Given a Pentagon P1P2P3P4P5. We denote the intersection of PiPi+2 and Pi-1Pi+1 by Pii+1. We denote the circumcircle of PiPii+1Pi+1 by Cii+1. We denote the second intersection of Ci-1i and Cii+1 by Ri. Then PiRi concur in a point P.
See Ref-34, Seiichi Kirikami, QFG#721.
See Ref-59c, Telv Cohl, same problem with proof.
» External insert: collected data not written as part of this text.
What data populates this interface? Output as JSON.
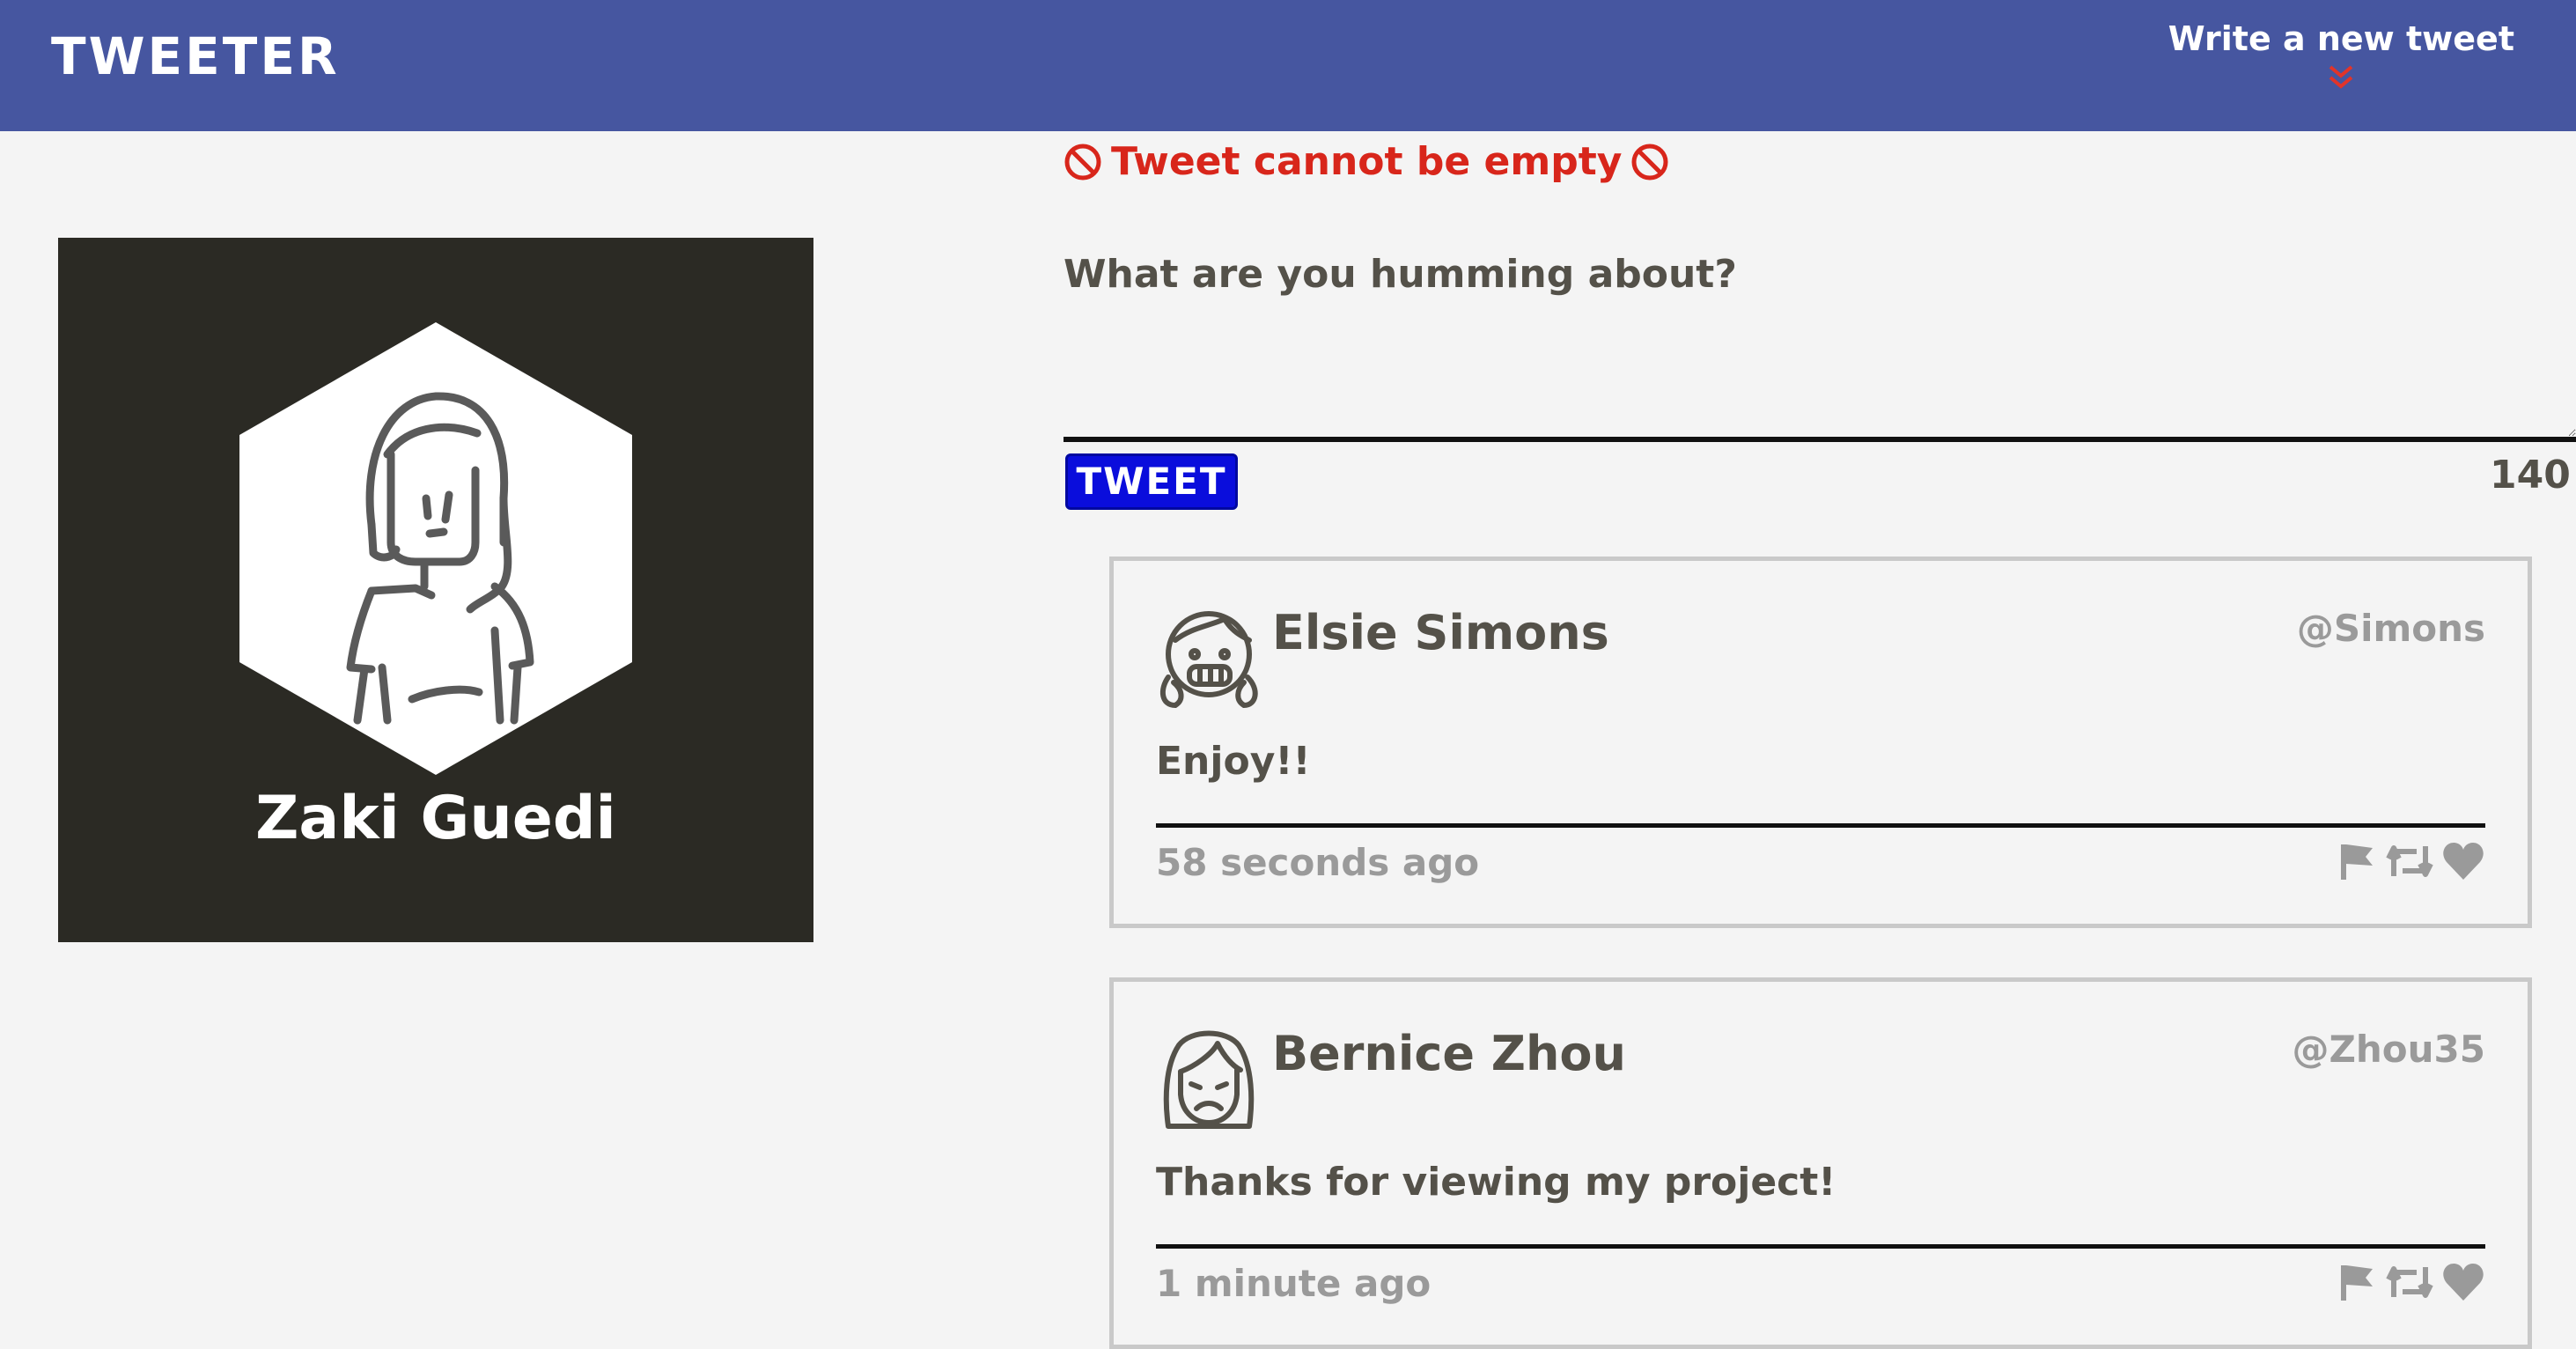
{
  "header": {
    "brand": "TWEETER",
    "compose_link": "Write a new tweet",
    "compose_icon": "double-chevron-down-icon",
    "bar_color": "#4656a0"
  },
  "profile": {
    "name": "Zaki Guedi",
    "avatar_icon": "woman-avatar-icon",
    "card_color": "#2b2a24"
  },
  "composer": {
    "error_text": "Tweet cannot be empty",
    "error_icon": "prohibited-icon",
    "placeholder": "What are you humming about?",
    "submit_label": "TWEET",
    "char_count": "140",
    "error_color": "#d8261b",
    "button_color": "#0a0ddc"
  },
  "tweets": [
    {
      "author": "Elsie Simons",
      "handle": "@Simons",
      "avatar_icon": "girl-grinning-avatar-icon",
      "text": "Enjoy!!",
      "timestamp": "58 seconds ago",
      "actions": [
        "flag-icon",
        "retweet-icon",
        "heart-icon"
      ]
    },
    {
      "author": "Bernice Zhou",
      "handle": "@Zhou35",
      "avatar_icon": "woman-frowning-avatar-icon",
      "text": "Thanks for viewing my project!",
      "timestamp": "1 minute ago",
      "actions": [
        "flag-icon",
        "retweet-icon",
        "heart-icon"
      ]
    }
  ]
}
5G s P2 BiCircles Crosspoint 01

Let P1,P2,P3,P4,P5 have these barycentric coordinates:
P1=(0:1:0), P2=(0:0:1), P3=(1:0:0), P4=(p:q:r) and P5=(P:Q:R).
Then 5G-s-P2 has coordinates: p (P+Q) : Q (p+q) : - r R).
Calculation Seiichi Kirikami. See Ref-34, QFG#751.


5G-s-P1, 5G-s-P2, 5G-s-P5 and 5L-s-P1 are collinear.
5G-s-P1 is the 4th harmonic point of 5G-s-P5 wrt 5G-s-P1 and 5L-s-P1 for every 5G-version of a 5-Line. See Ref-66, QPG-message #1152.
5G-s-P2(P1.P2.P3.P4.P5) = 5G-s-P5(P1.P3.P5.P2.P4). See Ref-66, QPG-message #1398.
5G-s-P2(P1.P3.P5.P2.P4) = 5G-s-P5(P1.P2.P3.P4.P5).